A Espanha é hoje menos homogeneamente católica do que já foi. Uma pesquisa do governo divulgada em julho revelou que 71,7% dos espanhóis se declaravam católicos, em comparação com 82,1% em 2001. Desses, 13% frequentam as missas de domingo, em comparação com 19% há 10 anos.

Mas a Igreja está ansiosa por manter o controle espiritual do país onde as pessoas ainda podem desviar até sete décimos de 1% dos seus impostos para a igreja.

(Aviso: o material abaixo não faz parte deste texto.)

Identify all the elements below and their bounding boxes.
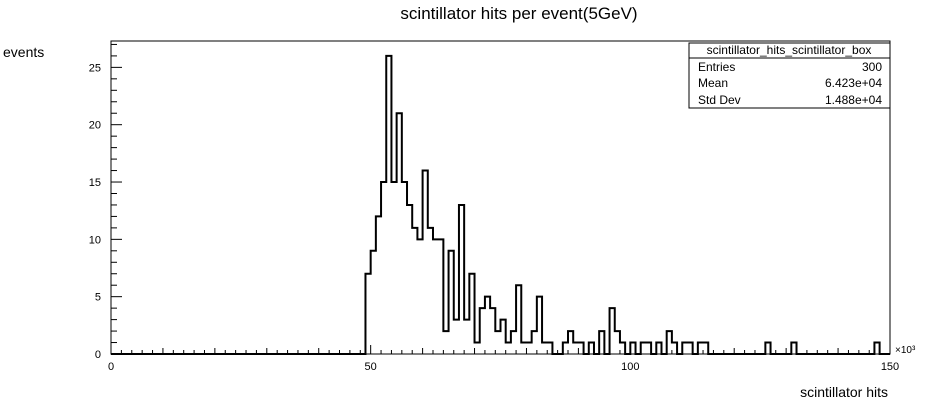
x-axis-multiplier: ×10³ [895, 345, 916, 356]
y-tick-label: 5 [95, 292, 101, 304]
y-tick-label: 10 [89, 234, 101, 246]
x-tick-label: 150 [881, 361, 899, 373]
x-tick-label: 0 [108, 361, 114, 373]
plot-frame [110, 40, 891, 355]
x-tick-label: 100 [621, 361, 639, 373]
stats-mean-value: 6.423e+04 [825, 76, 882, 90]
stats-box-title: scintillator_hits_scintillator_box [707, 43, 872, 57]
y-tick-label: 20 [89, 120, 101, 132]
stats-mean-label: Mean [698, 76, 728, 90]
stats-stddev-value: 1.488e+04 [825, 93, 882, 107]
stats-entries-label: Entries [698, 60, 735, 74]
stats-box: scintillator_hits_scintillator_box Entri… [688, 42, 891, 109]
stats-stddev-label: Std Dev [698, 93, 741, 107]
x-tick-label: 50 [365, 361, 377, 373]
stats-box-frame [688, 42, 891, 109]
y-axis-title: events [3, 44, 44, 60]
histogram-series [111, 54, 890, 355]
y-tick-label: 25 [89, 62, 101, 74]
y-tick-label: 15 [89, 177, 101, 189]
x-axis-title: scintillator hits [800, 384, 888, 400]
y-tick-label: 0 [95, 349, 101, 361]
y-axis: 0 5 10 15 20 25 [89, 43, 122, 361]
stats-entries-value: 300 [862, 60, 882, 74]
x-axis: 0 50 100 150 [108, 345, 899, 373]
chart-title: scintillator hits per event(5GeV) [400, 4, 637, 23]
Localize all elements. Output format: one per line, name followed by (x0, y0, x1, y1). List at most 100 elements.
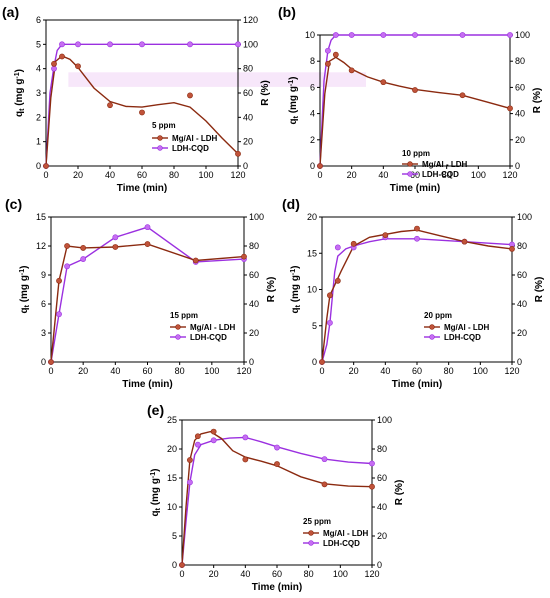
data-point-mg-al-ldh (274, 461, 280, 467)
y-right-tick-label: 80 (243, 64, 253, 74)
panel-label: (d) (282, 196, 300, 212)
y-right-tick-label: 0 (515, 161, 520, 171)
data-point-mg-al-ldh (369, 483, 375, 490)
y-left-tick-label: 5 (172, 531, 177, 541)
data-point-ldh-cqd (507, 32, 513, 38)
legend-marker-mg-al-ldh (407, 161, 413, 167)
y-right-tick-label: 40 (377, 502, 387, 512)
x-tick-label: 0 (48, 366, 53, 376)
x-tick-label: 100 (333, 569, 348, 579)
data-point-ldh-cqd (412, 32, 418, 38)
x-tick-label: 0 (319, 366, 324, 376)
legend-label-ldh-cqd: LDH-CQD (444, 333, 481, 342)
y-left-tick-label: 20 (167, 444, 177, 454)
panel-label: (c) (5, 196, 22, 212)
y-right-tick-label: 20 (249, 328, 259, 338)
data-point-ldh-cqd (459, 32, 466, 38)
y-right-tick-label: 60 (515, 82, 525, 92)
x-tick-label: 40 (380, 366, 390, 376)
data-point-ldh-cqd (325, 47, 331, 54)
y-left-axis-label: qt (mg g-1) (290, 265, 302, 313)
y-left-axis-label: qt (mg g-1) (19, 265, 31, 313)
data-point-mg-al-ldh (192, 257, 199, 264)
x-tick-label: 60 (137, 170, 147, 180)
y-left-tick-label: 12 (36, 241, 46, 251)
x-tick-label: 60 (410, 170, 420, 180)
legend-marker-mg-al-ldh (157, 135, 163, 141)
series-line-mg-al-ldh (319, 56, 511, 167)
y-left-tick-label: 6 (36, 15, 41, 25)
y-left-tick-label: 3 (36, 88, 41, 98)
data-point-mg-al-ldh (350, 240, 357, 247)
legend-label-mg-al-ldh: Mg/Al - LDH (422, 160, 468, 169)
concentration-label: 15 ppm (170, 311, 198, 320)
data-point-ldh-cqd (56, 311, 62, 318)
data-point-mg-al-ldh (412, 87, 418, 93)
x-axis-label: Time (min) (392, 379, 442, 390)
legend-label-ldh-cqd: LDH-CQD (323, 539, 360, 548)
y-right-tick-label: 100 (243, 39, 258, 49)
y-right-tick-label: 20 (515, 135, 525, 145)
data-point-ldh-cqd (380, 32, 387, 38)
y-right-tick-label: 100 (249, 212, 264, 222)
x-tick-label: 120 (364, 569, 379, 579)
data-point-ldh-cqd (235, 41, 241, 48)
data-point-mg-al-ldh (179, 562, 185, 568)
y-left-tick-label: 25 (167, 415, 177, 425)
data-point-mg-al-ldh (144, 241, 151, 247)
x-tick-label: 0 (317, 170, 322, 180)
data-point-mg-al-ldh (107, 102, 113, 109)
x-tick-label: 80 (175, 366, 185, 376)
data-point-mg-al-ldh (319, 359, 325, 365)
x-tick-label: 120 (236, 366, 251, 376)
legend-marker-ldh-cqd (175, 334, 181, 340)
x-axis-label: Time (min) (122, 379, 172, 390)
panel-d: 0 20 40 60 80 100 12005101520020406080100Time … (282, 196, 545, 390)
x-tick-label: 60 (412, 366, 422, 376)
x-tick-label: 100 (198, 170, 213, 180)
data-point-ldh-cqd (51, 65, 57, 72)
data-point-ldh-cqd (332, 32, 339, 38)
x-tick-label: 20 (78, 366, 88, 376)
x-tick-label: 40 (110, 366, 120, 376)
y-left-tick-label: 3 (41, 328, 46, 338)
data-point-ldh-cqd (348, 32, 355, 38)
data-point-ldh-cqd (139, 41, 145, 48)
x-tick-label: 20 (347, 170, 357, 180)
data-point-mg-al-ldh (64, 243, 70, 249)
series-line-mg-al-ldh (50, 243, 245, 363)
legend-label-mg-al-ldh: Mg/Al - LDH (172, 134, 218, 143)
data-point-mg-al-ldh (382, 232, 389, 239)
y-left-tick-label: 5 (36, 39, 41, 49)
data-point-ldh-cqd (321, 456, 328, 463)
x-tick-label: 20 (73, 170, 83, 180)
legend-label-ldh-cqd: LDH-CQD (422, 170, 459, 179)
data-point-mg-al-ldh (48, 359, 54, 365)
y-left-tick-label: 15 (167, 473, 177, 483)
data-point-mg-al-ldh (43, 163, 49, 169)
highlight-band (68, 72, 367, 87)
legend-label-ldh-cqd: LDH-CQD (190, 333, 227, 342)
y-left-tick-label: 0 (310, 161, 315, 171)
data-point-mg-al-ldh (325, 60, 331, 67)
legend-marker-mg-al-ldh (175, 324, 181, 330)
y-left-tick-label: 10 (167, 502, 177, 512)
x-tick-label: 20 (349, 366, 359, 376)
series-line-ldh-cqd (50, 226, 245, 363)
concentration-label: 10 ppm (402, 149, 430, 158)
y-right-tick-label: 40 (515, 109, 525, 119)
data-point-mg-al-ldh (380, 79, 387, 86)
x-axis-label: Time (min) (252, 582, 302, 593)
data-point-mg-al-ldh (507, 105, 513, 112)
x-tick-label: 40 (240, 569, 250, 579)
data-point-ldh-cqd (369, 460, 375, 467)
data-point-mg-al-ldh (187, 457, 193, 463)
data-point-ldh-cqd (334, 244, 341, 251)
legend-label-ldh-cqd: LDH-CQD (172, 144, 209, 153)
y-right-tick-label: 60 (377, 473, 387, 483)
legend-label-mg-al-ldh: Mg/Al - LDH (323, 529, 369, 538)
legend-marker-ldh-cqd (429, 334, 435, 340)
series-line-ldh-cqd (319, 34, 510, 167)
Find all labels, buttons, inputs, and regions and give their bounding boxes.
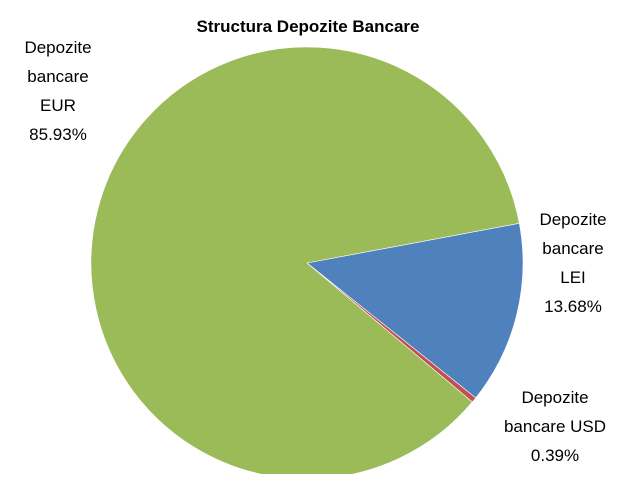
slice-label-2: Depozite bancare EUR 85.93% [24, 38, 91, 144]
slice-label-2-line-1: bancare [27, 67, 88, 86]
pie-slices [90, 46, 524, 479]
slice-label-0-line-0: Depozite [539, 210, 606, 229]
slice-label-2-line-2: EUR [40, 96, 76, 115]
slice-label-1-line-2: 0.39% [531, 446, 579, 465]
slice-label-1-line-0: Depozite [521, 388, 588, 407]
slice-label-2-line-3: 85.93% [29, 125, 87, 144]
chart-title: Structura Depozite Bancare [197, 17, 420, 36]
slice-label-0-line-1: bancare [542, 239, 603, 258]
slice-label-0-line-3: 13.68% [544, 297, 602, 316]
slice-labels: Depozite bancare LEI 13.68% Depozite bancare … [24, 38, 606, 465]
slice-label-1-line-1: bancare USD [504, 417, 606, 436]
slice-label-0: Depozite bancare LEI 13.68% [539, 210, 606, 316]
slice-label-0-line-2: LEI [560, 268, 586, 287]
slice-label-1: Depozite bancare USD 0.39% [504, 388, 606, 465]
pie-slice-0 [306, 222, 524, 399]
slice-label-2-line-0: Depozite [24, 38, 91, 57]
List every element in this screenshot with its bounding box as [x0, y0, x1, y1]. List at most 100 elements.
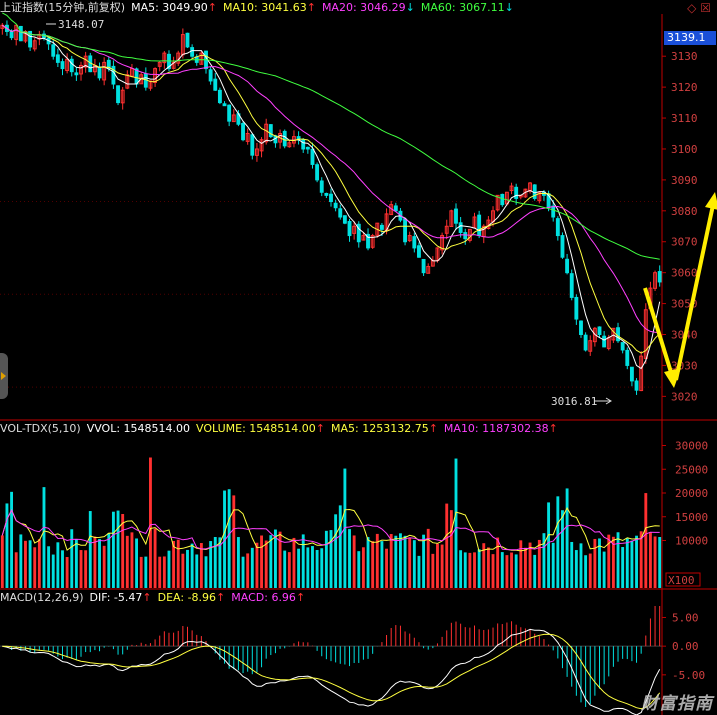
volume-bar [639, 531, 643, 588]
candle-body [125, 74, 130, 89]
candle-body [148, 80, 153, 89]
volume-bar [42, 487, 46, 588]
candle-body [199, 52, 204, 65]
volume-bar [167, 550, 171, 588]
volume-bar [149, 457, 152, 588]
forecast-arrow-down [643, 287, 676, 383]
candle-body [634, 380, 639, 391]
volume-bar [278, 531, 282, 588]
y-tick-label: 3080 [671, 205, 698, 218]
unit-box [665, 572, 701, 587]
volume-bar [320, 548, 324, 588]
volume-bar [311, 546, 314, 588]
candle-body [153, 68, 158, 83]
candle-body [305, 146, 310, 150]
volume-bar [338, 505, 342, 588]
candle-body [611, 327, 616, 341]
ma60-line [2, 12, 660, 260]
candle-body [97, 66, 102, 79]
forecast-arrow-up [674, 204, 715, 381]
volume-bar [236, 537, 240, 588]
volume-bar [523, 547, 527, 588]
candle-body [625, 349, 630, 366]
vol-ma5-line [1, 506, 660, 553]
volume-bar [98, 539, 101, 588]
candle-body [356, 223, 361, 243]
volume-bar [519, 540, 523, 588]
volume-bar [283, 550, 287, 588]
candle-body [620, 342, 625, 351]
volume-bar [630, 540, 634, 588]
candle-body [329, 193, 333, 203]
candle-body [412, 236, 417, 249]
volume-bar [181, 553, 185, 588]
volume-bar [269, 535, 273, 588]
candle-body [532, 184, 537, 199]
candle-body [310, 148, 315, 165]
volume-bar [505, 555, 509, 588]
volume-bar [111, 511, 115, 588]
candle-body [583, 334, 588, 351]
volume-bar [0, 535, 4, 588]
macd-tick-label: -5.00 [672, 669, 705, 682]
y-tick-label: 3130 [671, 50, 698, 63]
forecast-arrowhead-up [705, 192, 717, 210]
vol-tick-label: 15000 [675, 511, 708, 524]
candle-body [370, 235, 375, 248]
diamond-icon[interactable]: ◇ [687, 1, 697, 15]
volume-bar [324, 530, 328, 588]
expand-side-button[interactable] [0, 353, 8, 399]
macd-title: MACD(12,26,9) [0, 591, 84, 604]
volume-bar [648, 532, 652, 588]
ma10-line [2, 24, 661, 354]
volume-bar [14, 552, 18, 588]
volume-bar [588, 553, 592, 588]
candle-body [79, 64, 83, 75]
volume-bar [144, 556, 148, 588]
candle-body [347, 221, 352, 237]
volume-bar [528, 542, 532, 588]
volume-bar [227, 489, 231, 588]
candle-body [28, 30, 33, 48]
volume-bar [130, 532, 134, 588]
candle-body [102, 61, 107, 81]
volume-bar [246, 553, 250, 588]
volume-bar [625, 538, 629, 588]
volume-bar [385, 548, 388, 588]
volume-bar [79, 550, 83, 588]
volume-bar [84, 550, 88, 588]
candle-body [379, 224, 384, 230]
candle-body [60, 61, 65, 70]
candle-body [190, 47, 195, 57]
candle-body [555, 218, 560, 237]
volume-bar [107, 533, 111, 588]
candle-body [315, 164, 320, 181]
volume-bar [232, 495, 236, 588]
volume-bar [445, 503, 449, 588]
volume-bar [561, 510, 564, 588]
volume-bar [602, 551, 606, 588]
volume-bar [361, 547, 365, 588]
candle-body [264, 123, 269, 143]
volume-bar [500, 552, 504, 588]
candle-body [319, 180, 324, 193]
close-icon[interactable]: ☒ [700, 1, 711, 15]
volume-bar [482, 543, 486, 588]
candle-body [245, 133, 250, 142]
ma60-value: MA60: 3067.11↓ [420, 1, 514, 14]
price-panel-header: 上证指数(15分钟,前复权) MA5: 3049.90↑ MA10: 3041.63… [0, 1, 520, 15]
volume-bar [510, 552, 513, 588]
candle-body [477, 214, 482, 237]
volume-bar [116, 510, 120, 588]
candle-body [579, 320, 583, 336]
volume-bar [371, 541, 375, 588]
unit-label: X100 [668, 574, 695, 587]
window-controls: ◇ ☒ [687, 1, 711, 15]
macd-tick-label: 5.00 [672, 611, 699, 624]
volume-bar [329, 530, 333, 588]
vol-ma10-line [1, 509, 660, 551]
volume-bar [5, 503, 9, 588]
candle-body [162, 52, 167, 64]
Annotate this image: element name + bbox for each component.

Um porta-voz do Vaticano, o reverendo Federico Lombardi, disse em uma coletiva de imprensa em Roma que os protestos planejados contra a visita de Bento 16 "não são preocupantes ou surpreendentes", especialmente porque "existem centenas de milhares de jovens que ficarão felizes em receber o papa”. "Isso é parte da vida em um país democrático", acrescentou.

Organizadores do protesto disseram que era difícil estimar a taxa de participação porque agosto é uma época em que muitas pessoas estão fora da cidade. O Ministério do Interior da Espanha se recusou a responder perguntas sobre o evento. A Câmara Municipal de Madri passou todas as perguntas sobre a visita à sua agência de proteção civil, que disse que a visita representa desafios logísticos com os quais a cidade nunca teve de lidar antes.

"Mais de 1 milhão de pessoas de fora estarão circulando em Madri", disse Alfonso del Alamo, diretor da agência. "Um evento importante, como ganhar a Copa do Mundo, reúne apenas 500 mil. Nunca vimos nada igual a isso."

Na noite de sexta-feira, obras de arte raras dos séculos 16 e 17 representando as estações da cruz serão carregadas pelas ruas a partir das 20h, disse Del Alamo, o que significa que centenas de milhares de peregrinos se encontrarão durante a noite.

Sua agência já treinou 3 mil voluntários em primeiros socorros, comunicação de rádio para operações de emergência como retirada e controle de pânico, explicou ele. Ainda assim, ele disse, haverá sobrecarregamento. Em vez dos habituais 4 mil turnos em uma semana, os trabalhadores da agência irão fazer 10 mil turnos. Ele disse que não chegou a calcular os custos.